Pela libertação das palavras ou
Reflexões sobre o processo de montagem de “Silêncio”
Certas palavras foram sequestradas de seu simples conteúdo semântico original e alçadas ao cunho de um conceito, sendo condecoradas com uma significação mais complexa, já que se trata de um conceito e não de simples palavra. E, com isso, a pobre palavra deve abdicar da riqueza do mundo dos diversos significados, sozinha em sua masmorra, construída pelo dito gênio que a encarcerou, para sempre, neste único conceito, que tem por premissa ser um complexo.
A solitária palavra se debaterá, recorrendo às suas raízes etimológicas, causando horror em todos diante da desfeita de tal palavra perante a honra de servir à causa do conceito.
E assim a indefesa palavra sucumbirá, esvaindo suas forças dentro dos altos muros da nobre causa dos conceitos, onde definhará rumo à morte.
Morte à palavra conceito.
Vida a palavra crua.
Faço esta denúncia em prol de inúmeras palavras que atualmente vivem em cárceres privados, masmorras e até campos de concentração. Uma tragédia iminente em diversas línguas. Libertemos as palavras. Que elas sirvam a conceitos mas não cerceemos sua liberdade. É preciso denunciar esta crueldade e salvar as pobres criaturas.
O texto teatral
Neste terreno minado entremos no teatro, onde o texto foi emasculado. Teve seu trono tomado por hordas de corpos ardentes que clamavam pela espacialidade tridimensional e o tempo presente num golpe de estado cruel. O texto soberano foi relegado a um subserviente recalcado.
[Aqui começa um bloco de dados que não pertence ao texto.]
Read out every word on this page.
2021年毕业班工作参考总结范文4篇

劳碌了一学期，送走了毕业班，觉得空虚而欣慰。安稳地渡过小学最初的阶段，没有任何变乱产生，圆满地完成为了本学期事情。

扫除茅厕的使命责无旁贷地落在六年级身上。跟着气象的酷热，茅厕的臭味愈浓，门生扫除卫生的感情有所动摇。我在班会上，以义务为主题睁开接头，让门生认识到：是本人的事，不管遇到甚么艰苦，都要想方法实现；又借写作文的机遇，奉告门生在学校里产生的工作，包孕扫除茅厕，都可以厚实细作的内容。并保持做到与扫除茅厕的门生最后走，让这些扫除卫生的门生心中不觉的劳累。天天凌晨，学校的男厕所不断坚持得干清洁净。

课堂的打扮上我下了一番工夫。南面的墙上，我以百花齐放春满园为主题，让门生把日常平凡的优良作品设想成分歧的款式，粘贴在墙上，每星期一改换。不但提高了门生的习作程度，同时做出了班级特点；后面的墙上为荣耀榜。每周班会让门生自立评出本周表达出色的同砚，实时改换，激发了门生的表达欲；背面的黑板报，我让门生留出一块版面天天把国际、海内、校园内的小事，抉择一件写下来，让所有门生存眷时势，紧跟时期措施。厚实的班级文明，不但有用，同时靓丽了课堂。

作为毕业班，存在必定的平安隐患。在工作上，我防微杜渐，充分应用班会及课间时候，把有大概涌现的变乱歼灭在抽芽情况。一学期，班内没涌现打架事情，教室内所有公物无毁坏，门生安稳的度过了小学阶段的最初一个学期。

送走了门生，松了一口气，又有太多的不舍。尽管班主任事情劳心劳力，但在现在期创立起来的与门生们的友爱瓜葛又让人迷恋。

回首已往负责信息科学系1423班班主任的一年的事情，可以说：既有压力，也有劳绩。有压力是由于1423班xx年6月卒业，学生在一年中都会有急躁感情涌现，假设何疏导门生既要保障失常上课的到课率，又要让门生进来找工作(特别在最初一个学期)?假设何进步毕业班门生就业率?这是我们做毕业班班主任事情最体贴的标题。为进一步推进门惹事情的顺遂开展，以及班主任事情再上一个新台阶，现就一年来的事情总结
Se tratássemos de personagens humanos, sua decapitação o transformaria em livros de história mal ilustrados, mas como o texto se materializa na forma gráfica, se manteve altivo na nova condição de servo. A palavra resiste. A linguagem é origem e fim. Somos linguagem, e a palavra é o significante mais perfeito. Apesar de tentaram encarcerar a palavra em conceitos, ela supera sujeitos.
Silêncio
Escrevi um texto para teatro. E, antes de ser queimada na fogueira do pós-dramático, requisito meu direito a defesa.
Chamo a peça de “Silêncio”, do latim silentium, calar-se, não dizer palavra.
“Silêncio” é uma peça verborrágica, que trata das relações de poder.
A peça é uma fábula de poder, um raio x das estruturas hierárquicas revelando a ilusão de comunicabilidade gerada pela fragilidade nas estruturas de poder. O homem, em seu processo civilizador e organizador das incontroláveis pulsões animalescas, criou estruturas que organizam tanto a propriedade quanto a subjetividade. Nessa trajetória surgiram Deus, reis, religião e a ciência. A hierarquia entre os humanos é validada por essas instâncias de poder, mas suas pulsões explodem em guerras, desatando em catástrofes e explicitando o caos que vive debaixo das belas formas. Sob a pele de cada homem vive uma besta feroz que urra diante do primeiro arranhão que lhe lacerar a carne. A linguagem seria a forma mais completa de organização desse homem.
“Uma vez que as palavras, quando comunicam, não chegam a ter efeito algum, começa a se tornar evidente para nós que precisamos de uma sociedade na qual a comunicação não seja praticada, na qual as palavras se tornem nonsense, assim como acontece entre amantes, e na qual as palavras se tornem o que elas eram originalmente: árvores e estrelas e o resto do ambiente primitivo. A desmilitarização da linguagem: uma grave preocupação musical.” (CAGE, John. “O futuro da música”)
Durante o processo de ensaios de Silêncio um ator comentou de experiências anteriores onde o improviso, em sua potência do caos, levava impreterivelmente a uma forma fechada, e até a um “texto”, e que neste processo de montagem de “Silêncio” encontrou uma liberdade perigosa a partir de um texto. Um caminho inverso, avesso, subvertendo a linguagem com a própria palavra. O risco não reside na proposta, mas no viaduto que leva ao abismo do ator, sempre o ator, rumo ao perigo, ao incerto, diante do efêmero inerente ao teatro.